Molecular diagnostics firm AusDiagnostics said last week that it inked a deal to manufacture OrthoDx-branded SynvIchor products to differentiate between infection and inflammation in orthopedics. The Australian firms said that, under the deal, AusDiagnostics will make the products for worldwide supply under an original equipment manufacturing agreement. Financial and other terms of the agreement were not disclosed. 

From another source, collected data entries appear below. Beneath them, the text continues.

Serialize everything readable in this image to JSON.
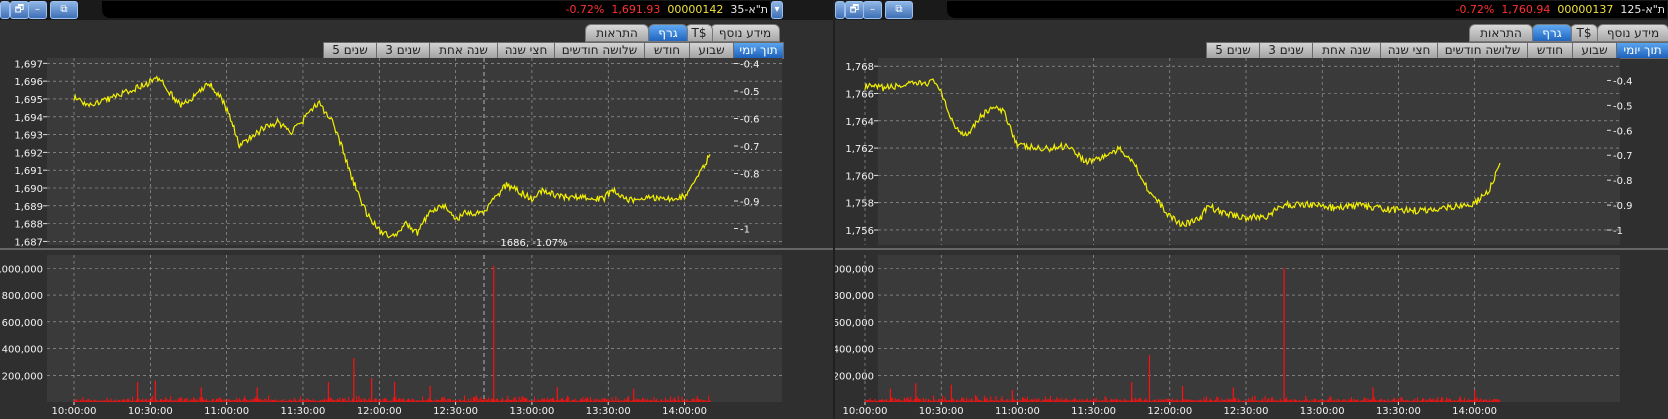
{
  "colors": {
    "line": "#f2f000",
    "volume": "#ff1010",
    "grid": "#a8a8a8",
    "activeTab": "#2f7fd8"
  },
  "panels": [
    {
      "window": {
        "minimize": "–",
        "restore": "🗗",
        "extra": "⯈"
      },
      "ticker": {
        "change": "-0.72%",
        "price": "1,691.93",
        "name": "ת\"א-35",
        "code": "00000142"
      },
      "tabs": [
        "מידע נוסף",
        "T$",
        "גרף",
        "התראות"
      ],
      "periods": [
        "תוך יומי",
        "שבוע",
        "חודש",
        "שלושה חודשים",
        "חצי שנה",
        "שנה אחת",
        "3 שנים",
        "5 שנים"
      ],
      "crosshair_label": "1686, -1.07%",
      "chart_data": {
        "type": "line",
        "x_ticks": [
          "10:00:00",
          "10:30:00",
          "11:00:00",
          "11:30:00",
          "12:00:00",
          "12:30:00",
          "13:00:00",
          "13:30:00",
          "14:00:00"
        ],
        "price_axis": {
          "ylim": [
            1686.8,
            1697.3
          ],
          "ticks": [
            "1,697",
            "1,696",
            "1,695",
            "1,694",
            "1,693",
            "1,692",
            "1,691",
            "1,690",
            "1,689",
            "1,688",
            "1,687"
          ]
        },
        "pct_axis": {
          "ylim": [
            -1.06,
            -0.38
          ],
          "ticks": [
            "-0.4",
            "-0.5",
            "-0.6",
            "-0.7",
            "-0.8",
            "-0.9",
            "-1"
          ]
        },
        "price_series": [
          {
            "t": "10:00",
            "v": 1695.1
          },
          {
            "t": "10:05",
            "v": 1694.6
          },
          {
            "t": "10:12",
            "v": 1694.9
          },
          {
            "t": "10:20",
            "v": 1695.4
          },
          {
            "t": "10:28",
            "v": 1695.8
          },
          {
            "t": "10:33",
            "v": 1696.2
          },
          {
            "t": "10:38",
            "v": 1695.3
          },
          {
            "t": "10:42",
            "v": 1694.6
          },
          {
            "t": "10:48",
            "v": 1695.2
          },
          {
            "t": "10:53",
            "v": 1695.9
          },
          {
            "t": "10:58",
            "v": 1695.0
          },
          {
            "t": "11:02",
            "v": 1693.8
          },
          {
            "t": "11:05",
            "v": 1692.3
          },
          {
            "t": "11:10",
            "v": 1692.9
          },
          {
            "t": "11:15",
            "v": 1693.4
          },
          {
            "t": "11:20",
            "v": 1693.7
          },
          {
            "t": "11:25",
            "v": 1693.1
          },
          {
            "t": "11:30",
            "v": 1693.8
          },
          {
            "t": "11:36",
            "v": 1694.8
          },
          {
            "t": "11:42",
            "v": 1693.6
          },
          {
            "t": "11:45",
            "v": 1692.4
          },
          {
            "t": "11:50",
            "v": 1690.3
          },
          {
            "t": "11:55",
            "v": 1688.6
          },
          {
            "t": "12:00",
            "v": 1687.6
          },
          {
            "t": "12:05",
            "v": 1687.2
          },
          {
            "t": "12:10",
            "v": 1688.0
          },
          {
            "t": "12:15",
            "v": 1687.5
          },
          {
            "t": "12:20",
            "v": 1688.7
          },
          {
            "t": "12:25",
            "v": 1689.1
          },
          {
            "t": "12:30",
            "v": 1688.2
          },
          {
            "t": "12:35",
            "v": 1688.7
          },
          {
            "t": "12:40",
            "v": 1688.5
          },
          {
            "t": "12:45",
            "v": 1689.3
          },
          {
            "t": "12:50",
            "v": 1690.2
          },
          {
            "t": "12:55",
            "v": 1689.8
          },
          {
            "t": "13:00",
            "v": 1689.4
          },
          {
            "t": "13:05",
            "v": 1689.9
          },
          {
            "t": "13:10",
            "v": 1689.5
          },
          {
            "t": "13:20",
            "v": 1689.5
          },
          {
            "t": "13:28",
            "v": 1689.4
          },
          {
            "t": "13:32",
            "v": 1689.9
          },
          {
            "t": "13:38",
            "v": 1689.3
          },
          {
            "t": "13:45",
            "v": 1689.4
          },
          {
            "t": "13:55",
            "v": 1689.4
          },
          {
            "t": "14:00",
            "v": 1689.5
          },
          {
            "t": "14:05",
            "v": 1690.5
          },
          {
            "t": "14:10",
            "v": 1691.9
          }
        ],
        "volume_axis": {
          "ylim": [
            0,
            1100000
          ],
          "ticks": [
            "1,000,000",
            "800,000",
            "600,000",
            "400,000",
            "200,000"
          ]
        },
        "volume_spikes": [
          {
            "t": "10:25",
            "v": 150000
          },
          {
            "t": "10:32",
            "v": 160000
          },
          {
            "t": "10:50",
            "v": 110000
          },
          {
            "t": "11:12",
            "v": 110000
          },
          {
            "t": "11:40",
            "v": 150000
          },
          {
            "t": "11:50",
            "v": 330000
          },
          {
            "t": "11:57",
            "v": 180000
          },
          {
            "t": "12:06",
            "v": 150000
          },
          {
            "t": "12:20",
            "v": 120000
          },
          {
            "t": "12:45",
            "v": 1020000
          },
          {
            "t": "13:10",
            "v": 110000
          },
          {
            "t": "13:40",
            "v": 100000
          }
        ]
      }
    },
    {
      "window": {
        "minimize": "–",
        "restore": "🗗",
        "extra": "⯈"
      },
      "ticker": {
        "change": "-0.72%",
        "price": "1,760.94",
        "name": "ת\"א-125",
        "code": "00000137"
      },
      "tabs": [
        "מידע נוסף",
        "T$",
        "גרף",
        "התראות"
      ],
      "periods": [
        "תוך יומי",
        "שבוע",
        "חודש",
        "שלושה חודשים",
        "חצי שנה",
        "שנה אחת",
        "3 שנים",
        "5 שנים"
      ],
      "crosshair_label": "",
      "chart_data": {
        "type": "line",
        "x_ticks": [
          "10:00:00",
          "10:30:00",
          "11:00:00",
          "11:30:00",
          "12:00:00",
          "12:30:00",
          "13:00:00",
          "13:30:00",
          "14:00:00"
        ],
        "price_axis": {
          "ylim": [
            1754.9,
            1768.6
          ],
          "ticks": [
            "1,768",
            "1,766",
            "1,764",
            "1,762",
            "1,760",
            "1,758",
            "1,756"
          ]
        },
        "pct_axis": {
          "ylim": [
            -1.06,
            -0.31
          ],
          "ticks": [
            "-0.4",
            "-0.5",
            "-0.6",
            "-0.7",
            "-0.8",
            "-0.9",
            "-1"
          ]
        },
        "price_series": [
          {
            "t": "10:00",
            "v": 1766.5
          },
          {
            "t": "10:08",
            "v": 1766.4
          },
          {
            "t": "10:15",
            "v": 1766.6
          },
          {
            "t": "10:25",
            "v": 1766.8
          },
          {
            "t": "10:28",
            "v": 1766.9
          },
          {
            "t": "10:32",
            "v": 1765.0
          },
          {
            "t": "10:36",
            "v": 1763.4
          },
          {
            "t": "10:40",
            "v": 1763.0
          },
          {
            "t": "10:45",
            "v": 1764.2
          },
          {
            "t": "10:50",
            "v": 1765.0
          },
          {
            "t": "10:55",
            "v": 1764.6
          },
          {
            "t": "11:00",
            "v": 1762.2
          },
          {
            "t": "11:10",
            "v": 1761.9
          },
          {
            "t": "11:20",
            "v": 1762.2
          },
          {
            "t": "11:27",
            "v": 1761.0
          },
          {
            "t": "11:33",
            "v": 1761.3
          },
          {
            "t": "11:40",
            "v": 1761.9
          },
          {
            "t": "11:45",
            "v": 1761.2
          },
          {
            "t": "11:52",
            "v": 1758.8
          },
          {
            "t": "12:00",
            "v": 1757.0
          },
          {
            "t": "12:05",
            "v": 1756.4
          },
          {
            "t": "12:12",
            "v": 1756.8
          },
          {
            "t": "12:15",
            "v": 1757.8
          },
          {
            "t": "12:20",
            "v": 1757.3
          },
          {
            "t": "12:30",
            "v": 1756.9
          },
          {
            "t": "12:38",
            "v": 1757.0
          },
          {
            "t": "12:45",
            "v": 1757.8
          },
          {
            "t": "12:55",
            "v": 1757.9
          },
          {
            "t": "13:05",
            "v": 1757.6
          },
          {
            "t": "13:15",
            "v": 1757.8
          },
          {
            "t": "13:25",
            "v": 1757.5
          },
          {
            "t": "13:40",
            "v": 1757.4
          },
          {
            "t": "13:50",
            "v": 1757.7
          },
          {
            "t": "14:00",
            "v": 1757.9
          },
          {
            "t": "14:06",
            "v": 1759.0
          },
          {
            "t": "14:10",
            "v": 1760.9
          }
        ],
        "volume_axis": {
          "ylim": [
            0,
            1100000
          ],
          "ticks": [
            "1,000,000",
            "800,000",
            "600,000",
            "400,000",
            "200,000"
          ]
        },
        "volume_spikes": [
          {
            "t": "10:10",
            "v": 100000
          },
          {
            "t": "10:20",
            "v": 140000
          },
          {
            "t": "10:34",
            "v": 130000
          },
          {
            "t": "10:58",
            "v": 90000
          },
          {
            "t": "11:45",
            "v": 150000
          },
          {
            "t": "11:52",
            "v": 350000
          },
          {
            "t": "12:05",
            "v": 120000
          },
          {
            "t": "12:25",
            "v": 110000
          },
          {
            "t": "12:45",
            "v": 1000000
          },
          {
            "t": "13:20",
            "v": 110000
          },
          {
            "t": "14:00",
            "v": 90000
          }
        ]
      }
    }
  ]
}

Biovica International said this week that its test laboratory in San Diego has received CLIA certification, allowing the firm to begin commercial sales of DiviTum TKa, a cancer cell proliferation monitoring assay, as a laboratory-developed test in the US. The company's first planned clinical application for the assay is in treatment monitoring of patients with metastatic breast cancer. 

DiviTum TKa, which has US Food and Drug Administration 510(k) clearance and a European CE mark, measures cell proliferation by detecting TKa (the activity of the enzyme thymidine kinase) in the bloodstream. According to Biovica, the test has proved itself as a correlate of therapy effectiveness in several clinical trials. 

NGeneBio said this week that it has launched a next-generation sequencing-based breast cancer diagnostic service in Thailand through MP Group, a consignment inspection agency and distributor of medical devices. The lab is offering NGeneBio's BRCaccuTest Plus to hospitals, government-affiliated medical institutions, health centers, and the general public. 

In Brief This Week is a selection of news items that may be of interest to our readers but had not previously appeared on 360Dx.